Cette assignation aux tâches domestiques et à la maternité est l’une des principales causes des inégalités économiques que subissent les femmes. En plus de l’isolement, les femmes font également face à une double discrimination dans le monde du travail :

  • Le “risque maternité” : pour éviter de plus longues absences liées au congé maternité et des horaires impactés par les obligations endossées par les jeunes mères, les employeurs préfèrent embaucher et promouvoir des hommes – moins touchés par les obligations de la parentalité. Pour de nombreuses femmes, la maternité est un frein à l’évolution professionnelle et la cause des inégalités de salaires.
  • L’assignation à des contrats précaires : la faiblesse des congés parentaux associée à un manque d’infrastructures d’accueil des enfants poussent les femmes à privilégier les emplois à temps partiels pour pouvoir articuler vie familiale et vie professionnelle. Ces contrats précaires et une carrière hachée constituent un manque à gagner pour les femmes, qui se fait sentir tout au long de leur vie professionnelle mais aussi au moment de la retraite.

La France doit allonger et renforcer son congé paternité !

Une réforme du congé paternité encore largement insuffisante

Le 01 juillet 2021, le congé paternité / second parent est passé de 11 à 28 jours en France, dont seulement 7 jours obligatoires. S’il s’agit d’une avancée, elle reste largement insuffisante pour rééquilibrer le “risque maternité” qui pèsent sur les femmes et pour diminuer les conséquences négatives sur leurs conditions d’emploi.

En effet, le rapport “Les 1000 premiers jours, là où tout commence”, publié par la commission des 1000 premiers jours en septembre 2020, préconisait 9 semaines de congé paternité / second parent ; un rapport de 2018 de l’inspection générale des affaires sociales (IGAS) recommandait un congé paternité de 6 semaines, obligatoires et entièrement rémunéré et l’UNICEF demande un congé parental payé d’au moins six mois pour les deux parents.

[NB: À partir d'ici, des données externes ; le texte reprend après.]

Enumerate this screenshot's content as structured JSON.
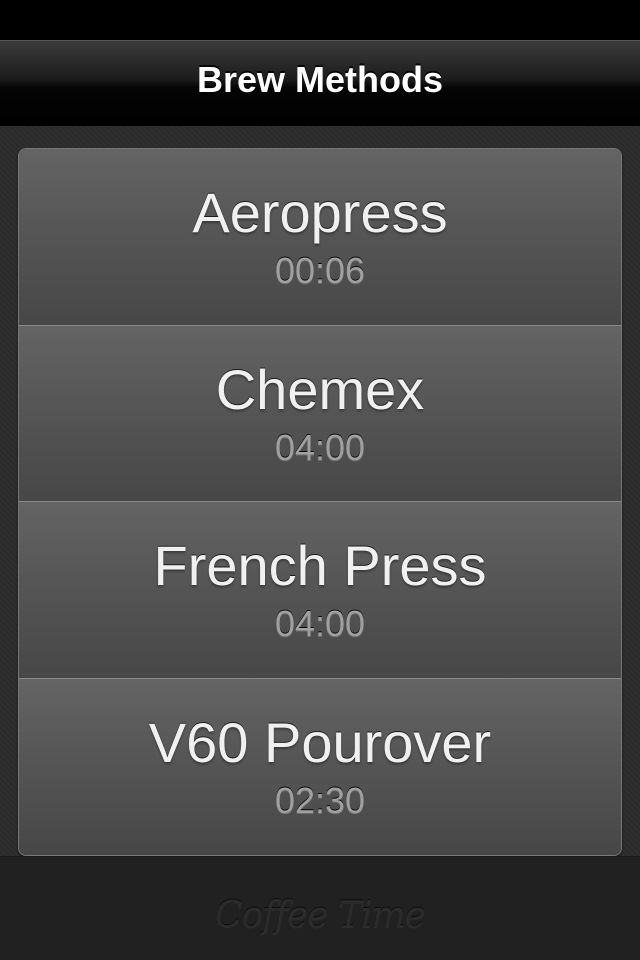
{
  "nav": {
    "title": "Brew Methods"
  },
  "methods": [
    {
      "name": "Aeropress",
      "time": "00:06"
    },
    {
      "name": "Chemex",
      "time": "04:00"
    },
    {
      "name": "French Press",
      "time": "04:00"
    },
    {
      "name": "V60 Pourover",
      "time": "02:30"
    }
  ],
  "footer": {
    "logo_text": "Coffee Time"
  },
  "colors": {
    "nav_background": "#000000",
    "content_background": "#2c2c2c",
    "row_top": "#646464",
    "row_bottom": "#474747",
    "name_text": "#f0f0f0",
    "time_text": "#a0a0a0"
  }
}
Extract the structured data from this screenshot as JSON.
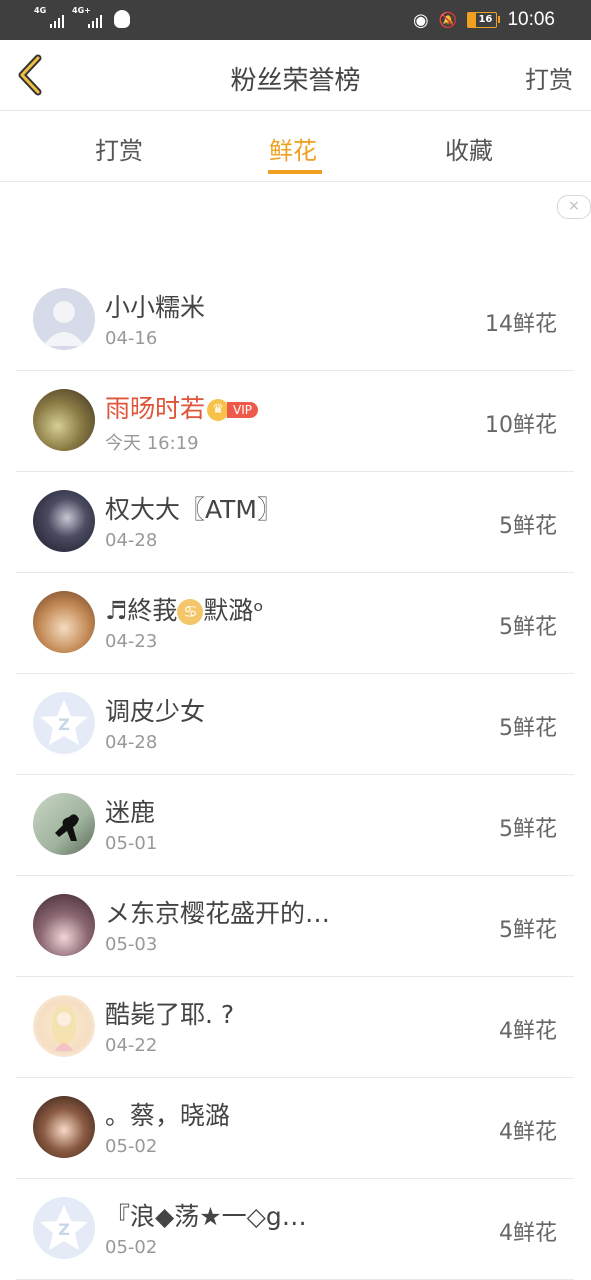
{
  "status_bar": {
    "signal1_label": "4G",
    "signal2_label": "4G+",
    "battery_level": "16",
    "time": "10:06",
    "icons": [
      "signal-icon",
      "signal-icon",
      "qq-penguin-icon",
      "eye-icon",
      "bell-muted-icon",
      "battery-icon"
    ]
  },
  "navbar": {
    "title": "粉丝荣誉榜",
    "right_label": "打赏",
    "back_icon": "chevron-left-icon",
    "accent_color": "#f0a020"
  },
  "tabs": [
    {
      "label": "打赏",
      "active": false
    },
    {
      "label": "鲜花",
      "active": true
    },
    {
      "label": "收藏",
      "active": false
    }
  ],
  "ad_close_symbol": "×",
  "list": [
    {
      "name": "小小糯米",
      "date": "04-16",
      "count": "14鲜花"
    },
    {
      "name": "雨旸时若",
      "date": "今天 16:19",
      "count": "10鲜花",
      "vip": "VIP",
      "crown": "♛"
    },
    {
      "name": "权大大〖ATM〗",
      "date": "04-28",
      "count": "5鲜花"
    },
    {
      "name_prefix": "♬終莪",
      "zodiac": "♋",
      "name_suffix": "默潞ᵒ",
      "date": "04-23",
      "count": "5鲜花"
    },
    {
      "name": "调皮少女",
      "date": "04-28",
      "count": "5鲜花"
    },
    {
      "name": "迷鹿",
      "date": "05-01",
      "count": "5鲜花"
    },
    {
      "name": "メ东京樱花盛开的…",
      "date": "05-03",
      "count": "5鲜花"
    },
    {
      "name": "酷毙了耶. ?",
      "date": "04-22",
      "count": "4鲜花"
    },
    {
      "name": "。蔡，晓潞",
      "date": "05-02",
      "count": "4鲜花"
    },
    {
      "name": "『浪◆荡★一◇g…",
      "date": "05-02",
      "count": "4鲜花"
    }
  ]
}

La présence du second parent durant les premiers mois de l’enfant favorise, selon de nombreuses études, une meilleure répartition des tâches domestiques dans le couple par la suite. Les 28 jours accordés par le gouvernement sont donc largement insuffisants pour atteindre l’égalité des droits, de répartition des tâches domestiques et parentales et pour éviter les discriminations dans le cadre du travail.

Si la durée du congé paternité / second parent est problématique, il ne s’agit pas là du seul frein pour le deuxième parent. En effet, depuis la dernière réforme des congés parentaux de 2015, moins de 1% des pères demandaient un congé parental à plein temps. Seuls 48% des pères en CDD et 30% des pères indépendants le prennent, redoutant de ne pas voir leur contrat renouvelé et en raison d’une indemnisation à 56€ par jour seulement.

Pour finir, et selon l’OFCE, le congé parental est encore considéré par la société comme “une affaire de femme”. Aujourd’hui encore, les hommes sont soumis à de nombreux stéréotypes liés à la paternité et subissent parfois des stigmatisations dans le milieu professionnel. Rendre un quart de sa durée obligatoire n’incite que peu les hommes à l’utiliser et renforce le non recours aux congés par les pères du fait d’un biais genré de la parentalité.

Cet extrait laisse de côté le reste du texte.